L&I: Above ground garage at One Riverside may be legally viewed as below grade

If a parking garage visibly sits at ground level, can it actually be underground parking?

Sometimes, yes, the city says.

And that answer has a group of waterfront advocates worried.

The above-ground underground garage is proposed as part of Carl Dranoff’s One Riverside Tower development, and will be the subject of an Oct. 23 Zoning Board of Appeals hearing.

Underground parking garages are one of the public benefits that a developer can provide to earn the right to build a denser project. The city’s Department of Licenses & Inspections granted Dranoff a floor area ratio bonus for his proposed 21-story apartment complex at 25th and Locust streets, near the Schuylkill River, based on it having an underground garage. The plans show a two-story garage. The lowest floor is literally in the earth. The second story, which also contains retail and a lobby, would sit at visible ground level. See more images here.

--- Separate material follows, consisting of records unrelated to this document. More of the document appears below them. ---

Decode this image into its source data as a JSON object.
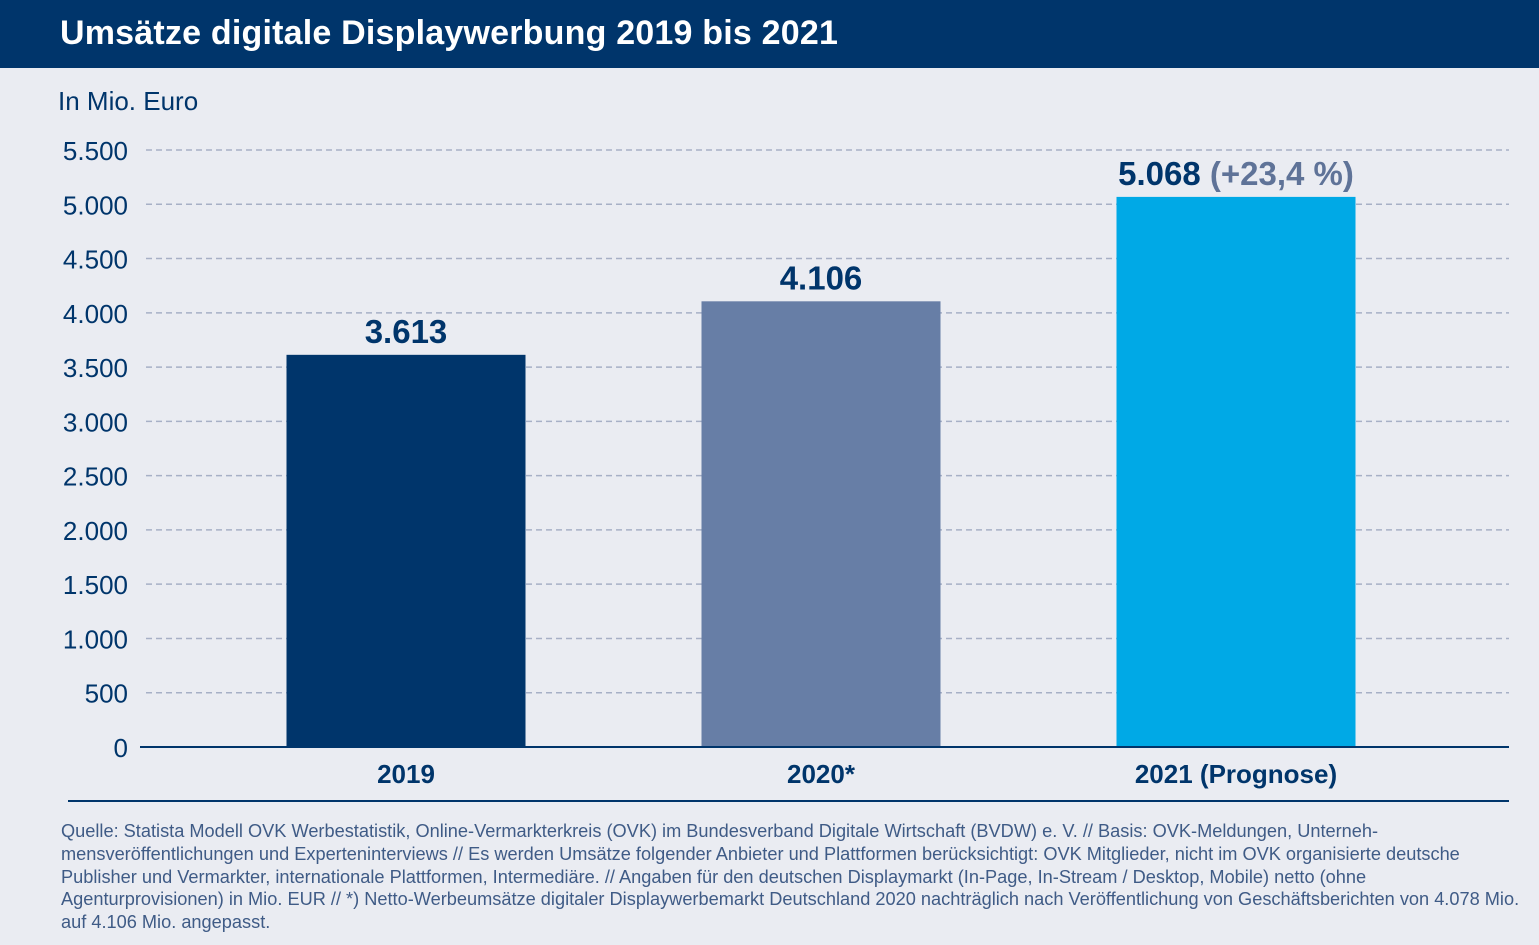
{
  "header": {
    "title": "Umsätze digitale Displaywerbung 2019 bis 2021"
  },
  "chart_data": {
    "type": "bar",
    "title": "Umsätze digitale Displaywerbung 2019 bis 2021",
    "ylabel": "In Mio. Euro",
    "xlabel": "",
    "ylim": [
      0,
      5500
    ],
    "yticks": [
      0,
      500,
      1000,
      1500,
      2000,
      2500,
      3000,
      3500,
      4000,
      4500,
      5000,
      5500
    ],
    "ytick_labels": [
      "0",
      "500",
      "1.000",
      "1.500",
      "2.000",
      "2.500",
      "3.000",
      "3.500",
      "4.000",
      "4.500",
      "5.000",
      "5.500"
    ],
    "categories": [
      "2019",
      "2020*",
      "2021 (Prognose)"
    ],
    "values": [
      3613,
      4106,
      5068
    ],
    "data_labels": [
      "3.613",
      "4.106",
      "5.068"
    ],
    "data_label_suffixes": [
      "",
      "",
      " (+23,4 %)"
    ],
    "bar_colors": [
      "#00356b",
      "#677ea6",
      "#00a9e6"
    ],
    "grid": true,
    "grid_style": "dashed"
  },
  "colors": {
    "navy": "#00356b",
    "gridline": "#a7b0c6",
    "suffix": "#5f7398",
    "background": "#eaecf2"
  },
  "source": "Quelle: Statista Modell OVK Werbestatistik, Online-Vermarkterkreis (OVK) im Bundesverband Digitale Wirtschaft (BVDW) e. V. // Basis: OVK-Meldungen, Unterneh­mensveröffentlichungen und Experteninterviews // Es werden Umsätze folgender Anbieter und Plattformen berücksichtigt: OVK Mitglieder, nicht im OVK organisierte deutsche Publisher und Vermarkter, internationale Plattformen, Intermediäre. // Angaben für den deutschen Displaymarkt (In-Page, In-Stream / Desktop, Mobile) netto (ohne Agenturprovisionen) in Mio. EUR // *) Netto-Werbeumsätze digitaler Displaywerbemarkt Deutschland 2020 nachträglich nach Veröffentlichung von Geschäftsberichten von 4.078 Mio. auf 4.106 Mio. angepasst."
}
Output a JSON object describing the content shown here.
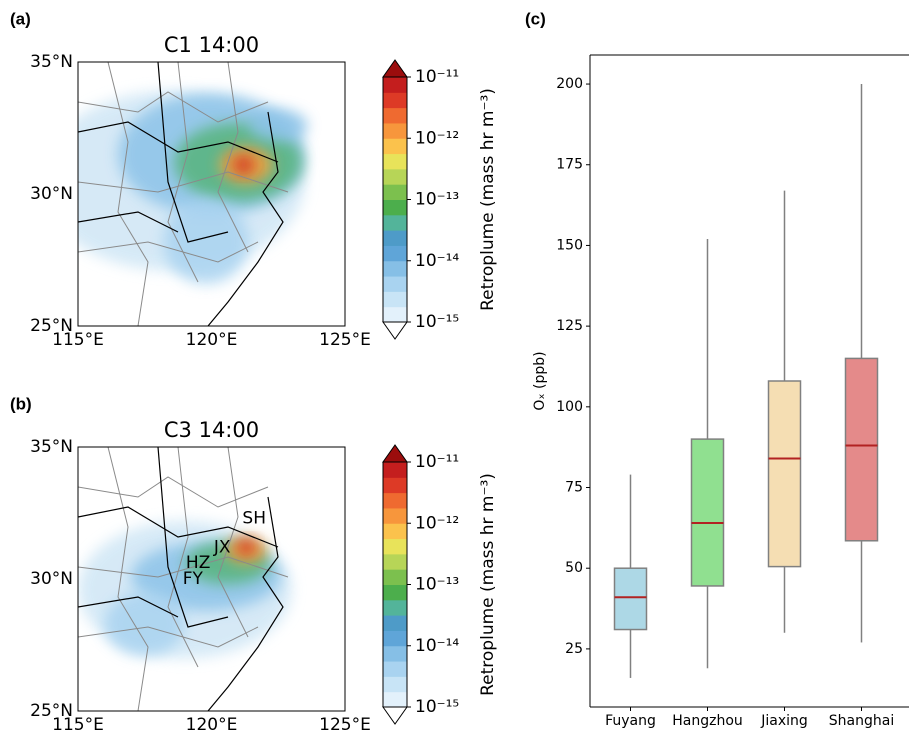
{
  "maps": [
    {
      "label": "(a)",
      "title": "C1 14:00",
      "latlim": [
        25,
        35
      ],
      "lonlim": [
        115,
        125
      ],
      "lat_ticks": [
        {
          "value": 35,
          "label": "35°N"
        },
        {
          "value": 30,
          "label": "30°N"
        },
        {
          "value": 25,
          "label": "25°N"
        }
      ],
      "lon_ticks": [
        {
          "value": 115,
          "label": "115°E"
        },
        {
          "value": 120,
          "label": "120°E"
        },
        {
          "value": 125,
          "label": "125°E"
        }
      ],
      "colorbar": {
        "label": "Retroplume (mass hr m⁻³)",
        "lim": [
          1e-15,
          1e-11
        ],
        "log": true,
        "ticks": [
          {
            "value": 1e-11,
            "label": "10⁻¹¹"
          },
          {
            "value": 1e-12,
            "label": "10⁻¹²"
          },
          {
            "value": 1e-13,
            "label": "10⁻¹³"
          },
          {
            "value": 1e-14,
            "label": "10⁻¹⁴"
          },
          {
            "value": 1e-15,
            "label": "10⁻¹⁵"
          }
        ]
      }
    },
    {
      "label": "(b)",
      "title": "C3 14:00",
      "latlim": [
        25,
        35
      ],
      "lonlim": [
        115,
        125
      ],
      "lat_ticks": [
        {
          "value": 35,
          "label": "35°N"
        },
        {
          "value": 30,
          "label": "30°N"
        },
        {
          "value": 25,
          "label": "25°N"
        }
      ],
      "lon_ticks": [
        {
          "value": 115,
          "label": "115°E"
        },
        {
          "value": 120,
          "label": "120°E"
        },
        {
          "value": 125,
          "label": "125°E"
        }
      ],
      "annotations": [
        "SH",
        "JX",
        "HZ",
        "FY"
      ],
      "colorbar": {
        "label": "Retroplume (mass hr m⁻³)",
        "lim": [
          1e-15,
          1e-11
        ],
        "log": true,
        "ticks": [
          {
            "value": 1e-11,
            "label": "10⁻¹¹"
          },
          {
            "value": 1e-12,
            "label": "10⁻¹²"
          },
          {
            "value": 1e-13,
            "label": "10⁻¹³"
          },
          {
            "value": 1e-14,
            "label": "10⁻¹⁴"
          },
          {
            "value": 1e-15,
            "label": "10⁻¹⁵"
          }
        ]
      }
    }
  ],
  "chart_data": {
    "type": "box",
    "label": "(c)",
    "y_label": "Oₓ (ppb)",
    "categories": [
      "Fuyang",
      "Hangzhou",
      "Jiaxing",
      "Shanghai"
    ],
    "colors": [
      "#add8e6",
      "#90e090",
      "#f5deb3",
      "#e48a8a"
    ],
    "median_color": "#b22222",
    "boxes": [
      {
        "whislo": 16,
        "q1": 31,
        "med": 41,
        "q3": 50,
        "whishi": 79
      },
      {
        "whislo": 19,
        "q1": 44.5,
        "med": 64,
        "q3": 90,
        "whishi": 152
      },
      {
        "whislo": 30,
        "q1": 50.5,
        "med": 84,
        "q3": 108,
        "whishi": 167
      },
      {
        "whislo": 27,
        "q1": 58.5,
        "med": 88,
        "q3": 115,
        "whishi": 200
      }
    ],
    "ylim": [
      7,
      209
    ],
    "yticks": [
      25,
      50,
      75,
      100,
      125,
      150,
      175,
      200
    ]
  }
}
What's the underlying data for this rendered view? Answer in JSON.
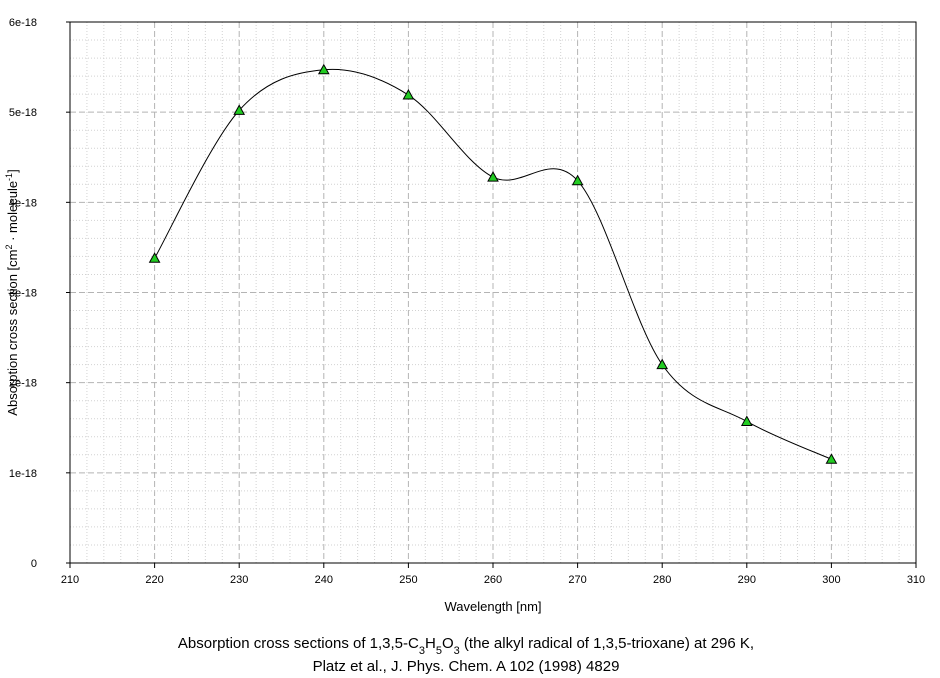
{
  "chart_data": {
    "type": "line",
    "x": [
      220,
      230,
      240,
      250,
      260,
      270,
      280,
      290,
      300
    ],
    "series": [
      {
        "values": [
          3.38e-18,
          5.02e-18,
          5.47e-18,
          5.19e-18,
          4.28e-18,
          4.24e-18,
          2.2e-18,
          1.57e-18,
          1.15e-18
        ],
        "marker": "triangle",
        "marker_color": "#22cc22",
        "line_color": "#000000",
        "smoothed": true
      }
    ],
    "xlabel": "Wavelength [nm]",
    "ylabel": {
      "parts": [
        {
          "text": "Absorption cross section [cm",
          "sup": false
        },
        {
          "text": "2",
          "sup": true
        },
        {
          "text": " · molecule",
          "sup": false
        },
        {
          "text": "-1",
          "sup": true
        },
        {
          "text": "]",
          "sup": false
        }
      ]
    },
    "xlim": [
      210,
      310
    ],
    "ylim": [
      0,
      6e-18
    ],
    "x_ticks": [
      "210",
      "220",
      "230",
      "240",
      "250",
      "260",
      "270",
      "280",
      "290",
      "300",
      "310"
    ],
    "y_ticks": [
      "0",
      "1e-18",
      "2e-18",
      "3e-18",
      "4e-18",
      "5e-18",
      "6e-18"
    ],
    "grid": true,
    "legend": "none",
    "caption": {
      "line1": [
        {
          "text": "Absorption cross sections of 1,3,5-C",
          "sub": false
        },
        {
          "text": "3",
          "sub": true
        },
        {
          "text": "H",
          "sub": false
        },
        {
          "text": "5",
          "sub": true
        },
        {
          "text": "O",
          "sub": false
        },
        {
          "text": "3",
          "sub": true
        },
        {
          "text": " (the alkyl radical of 1,3,5-trioxane) at 296 K,",
          "sub": false
        }
      ],
      "line2": "Platz et al., J. Phys. Chem. A 102 (1998) 4829"
    }
  }
}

Resident Ted Reed claims that bonus was granted in error and filed an appeal, which brings us to the Oct. 23 hearing.

Attorney Paul Boni said it’s obvious that the intent of the bonus is to reward developers who keep parking literally out of the public eye, and the second floor of this parking would be visible. He adds the zoning rules say the bonus can only be granted if all parking is below grade.

“We look at the plan, and we say – this is not below ground parking, this is above ground parking. We can see it. It’s on grade, a one-story structure,” Boni said at this week’s meeting of the Central Delaware Advisory Group. Boni has been advising Reed and a group of other near-neighbors, and said he expects to be officially representing Reed once he returns from travels abroad. “How could this possibly be underground?”

According to L&I, the looks of a parking garage or other structure can be deceiving.

In response to questions on the project from the Planning Commission’s Civic Design Review committee, Zoning Examiner Sarah Kaiser detailed how in a Sept. 23 memo.

To simplify her response: When a structure is within a 100-year floodplain, the ground floor of the lot is one-foot above “regulatory flood level.”

The One Riverside project is within a 100-foot floodplain, and while the upper story of the garage is above ground, its height is lower than one-foot above the flood level. So therefore by code, the memo says, it is considered to be below ground level and qualifies for the bonus.

When asked for comment, Dranoff attorney Peter Kelsen said he couldn’t say much, since the matter is part of an on-going legal dispute. “The interpretation we believe is correct, L&I believes is correct, planning believes is correct. It is clearly stated in the code how to calculate the bonus in the floodplain.”

The city’s Chief Deputy Solicitor, Andrew Ross, said neither he nor anyone from the city could comment much, either, for the same reason. “The fact that (the bonus) was issued says that by the reading of the code we have, it meets a definition,” he said.

Boni argues that the floodplain regulations are in a separate part of the code from the height-bonus rules, and since the height-bonus rules do not refer to the other section, “the undefined phrase ‘below grade’ must be given its plain meaning.’”

Boni spoke to CDAG members in hopes of convincing them this issue should be of concern to waterfront advocates along both the Schuylkill and Delaware Rivers. He succeeded.

CDAG’s mission is to defend the Master Plan for the Central Delaware, which calls for a reduction in surface parking.

If the L&I decision stands, a developer who otherwise had no intention of building a parking garage is incentivised to do so.

“We could end up with parking garages, albeit low parking garages, proliferated all over our waterfronts.”

CDAG Chairman Matt Ruben noted the master plan attempts to discourage buildings sitting atop a parking podium.

Vice chair Joe Schiavo asked if there needed to be a legislative fix to add clarity to the code.

“No, I don’t think there’s a problem,” Boni said. “I think it’s pretty darn clear. I think the city is just making a bone-headed mistake.”

CDAG members decided to write a letter to planning and other officials addressing the issue of ground-level structures being considered below-grade on the city waterfronts, but will have more discussion as to whether they want to take a position on the Dranoff case in particular.

Ruben noted that normally they would not, since the project wouldn’t be located within the Central Delaware, but if CDAG decided this specific case would set an important precedent that could be detrimental to the Central Delaware, they could.

Member Phillip Stoltzfus suggested that Boni could reference the CDAG letter, even if it did not specifically mention this case.

Member Dianne Mayer said either way, the letter should go out before the hearing, “otherwise, precedent could already be set.”

A call seeking comment from Schuylkill River Development Corporation President and CEO Joseph Syrnick about his views on how the floodplain below grade definition could impact the river was not immediately returned. It should be noted that Syrnick sits on the city planning commission.

Thomas Corcoran, president of the Delaware River Waterfront Corporation, said he did not know enough about the situation at this time to comment on it, but he was seeking more information.